The next example uses an output name for the column that already exists, in which case the content of that column will be replaced with the new, computed values:
julia> df |> @mutate(firstCol = _.colA + log(_.colB))
10x5 query result
firstCol │ colA │ colB │ colC │ lastCol
────────────┼───────────┼────────────┼───────────┼──────────
-1.07821 │ 0.726354 │ 0.164546 │ 0.419195 │ 0.0685362
-5.13278 │ 0.132284 │ 0.00516908 │ 0.619361 │ 0.847543
-0.391904 │ 0.421744 │ 0.443238 │ 0.581122 │ 0.518726
-0.00610799 │ 0.204774 │ 0.80987 │ 0.0977708 │ 0.866429
0.0882928 │ 0.362015 │ 0.760544 │ 0.775301 │ 0.810517
-0.455857 │ 0.0614884 │ 0.596101 │ 0.0613467 │ 0.230335
0.365798 │ 0.702575 │ 0.714068 │ 0.283429 │ 0.308963
-0.309229 │ 0.246562 │ 0.573619 │ 0.869932 │ 0.148938
-0.807497 │ 0.432564 │ 0.289367 │ 0.92641 │ 0.592507
0.596058 │ 0.666146 │ 0.932312 │ 0.352096 │ 0.684766
One can also specify multiple output columns in a single call to @mutate
, for example the following code replaces the values in one existing column (named firstCol
) and adds a new column named newCol
.
julia> df |> @mutate(firstCol = _.colA + log(_.colB), newCol=_.colC * 2)
10x6 query result
firstCol │ colA │ colB │ colC │ lastCol │ newCol
────────────┼───────────┼────────────┼───────────┼───────────┼─────────
-1.07821 │ 0.726354 │ 0.164546 │ 0.419195 │ 0.0685362 │ 0.838391
-5.13278 │ 0.132284 │ 0.00516908 │ 0.619361 │ 0.847543 │ 1.23872
-0.391904 │ 0.421744 │ 0.443238 │ 0.581122 │ 0.518726 │ 1.16224
-0.00610799 │ 0.204774 │ 0.80987 │ 0.0977708 │ 0.866429 │ 0.195542
0.0882928 │ 0.362015 │ 0.760544 │ 0.775301 │ 0.810517 │ 1.5506
-0.455857 │ 0.0614884 │ 0.596101 │ 0.0613467 │ 0.230335 │ 0.122693
0.365798 │ 0.702575 │ 0.714068 │ 0.283429 │ 0.308963 │ 0.566858
-0.309229 │ 0.246562 │ 0.573619 │ 0.869932 │ 0.148938 │ 1.73986
-0.807497 │ 0.432564 │ 0.289367 │ 0.92641 │ 0.592507 │ 1.85282
0.596058 │ 0.666146 │ 0.932312 │ 0.352096 │ 0.684766 │ 0.704192
Note that in all of these examples, @mutate
leaves any column that is not named explicitly as an output column alone.
And it might not come as a surprise at this point: we again followed the lead of the equivalent dplyr function in the design.
The @unique
query operator
The @unique
query operator is simple: it removes any duplicate values from an input sequence.

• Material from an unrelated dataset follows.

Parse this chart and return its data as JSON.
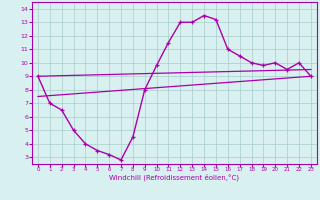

Here is a simple example where we remove duplicate values from an array of Int
values:
julia> [1,2,3,4,5,2,4] |> @unique()
?-element query result
1
2
3
4
5
One can of course also use this with tabular data:
julia> df2 = DataFrame(a=[1,2,3,2], b=[4,3,2,3])
4×2 DataFrame
│ Row │ a │ b │
│ │ Int64 │ Int64 │
├─────┼───────┼───────┤
│ 1 │ 1 │ 4 │
│ 2 │ 2 │ 3 │
│ 3 │ 3 │ 2 │
│ 4 │ 2 │ 3 │
julia> df2 |> @unique()
3x2 query result
a │ b
──┼──
1 │ 4
2 │ 3
3 │ 2
Conclusion
As always, please let us know about any issues or problems that you might run into while using Query.jl over in the github repository.